By Associated Press - Saturday, February 8, 2020

SALT LAKE CITY (AP) - Mothers in Utah are challenging a ban on children and breastfeeding at BYU’s annual Women’s Conference, and they are asking The Church of Jesus Christ of Latter-day Saints to change the rule.

School officials say kids and babies are not allowed at the event at the Marriott Center at BYU, an arena that doesn’t ban children under 16 for any other event, according to The Salt Lake Tribune.

The two-day conference in Provo begins April 30, and it is considered the largest gathering of Latter-day Saint women. Topics include sisterhood, marriage and the gospel around family.

“It’s just really bizarre that at a conference about family and womanhood that they wouldn’t allow nursing children to be there,” said Nataly Wixom-Burdick, a member of the church and mother of an 11-month-old . “You’d think that a women’s conference would be aware of the struggles that mothers, especially nursing mothers, go through.”

Sarai Lambert Pixton, a mother of a 4-month-old boy, said she wanted to go to the conference until she read the notice on the school’s website that says: “Nursing infants cannot be accommodated.”

“Saying that he’s not allowed also means that I’m not allowed,” she said.

It’s unclear when the policy was implemented.

BYU spokeswoman Carri Jenkins said the decision was made “after considering the logical and safety constraints in place and considering the needs of all conference participants.”

In 2018, Utah was one of the last state’s to pass a law to clarify that it’s legal to nurse a child in public. However, that does not apply to the campus of BYU, which is a private university.

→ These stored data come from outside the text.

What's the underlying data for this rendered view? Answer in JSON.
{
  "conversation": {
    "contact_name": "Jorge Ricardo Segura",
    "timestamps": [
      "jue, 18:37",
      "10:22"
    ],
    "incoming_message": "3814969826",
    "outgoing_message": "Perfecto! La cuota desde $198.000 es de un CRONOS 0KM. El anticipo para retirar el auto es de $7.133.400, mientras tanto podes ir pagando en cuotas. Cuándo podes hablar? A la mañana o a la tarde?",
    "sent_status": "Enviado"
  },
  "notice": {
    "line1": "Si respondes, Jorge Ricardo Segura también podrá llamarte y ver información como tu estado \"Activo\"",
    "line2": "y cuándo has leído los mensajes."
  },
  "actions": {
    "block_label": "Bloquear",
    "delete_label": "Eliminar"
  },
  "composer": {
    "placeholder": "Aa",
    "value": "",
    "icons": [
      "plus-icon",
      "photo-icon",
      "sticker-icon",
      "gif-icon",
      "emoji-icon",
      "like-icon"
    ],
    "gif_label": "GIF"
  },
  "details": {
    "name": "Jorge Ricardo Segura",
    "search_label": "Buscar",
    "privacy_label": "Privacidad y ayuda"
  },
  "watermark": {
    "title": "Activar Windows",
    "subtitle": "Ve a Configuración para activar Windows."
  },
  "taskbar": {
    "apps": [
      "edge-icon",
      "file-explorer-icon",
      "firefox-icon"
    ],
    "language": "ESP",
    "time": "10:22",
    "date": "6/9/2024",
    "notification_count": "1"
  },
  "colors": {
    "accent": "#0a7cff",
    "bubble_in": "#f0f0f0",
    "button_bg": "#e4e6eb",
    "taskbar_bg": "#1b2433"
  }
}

The BYU men’s and women’s basketball teams play in the arena, which seats nearly 19,000 people. But unlike basketball games and other events at the center, children would not be able to stand out and move around during conference sessions, Jenkins said

Jenkins said those who can’t attend because of the rules can watch a free delayed broadcast of the conference on the church’s website and the university’s television channel.

Wixton-Burdick said she wants the church to change the rule.

“It’s not like it’s something we don’t deal with all the time as church members,” Wixom-Burdick said. “There’s always crying babies in sacrament meetings and we roll with it. So why can’t we roll with it during this conference.”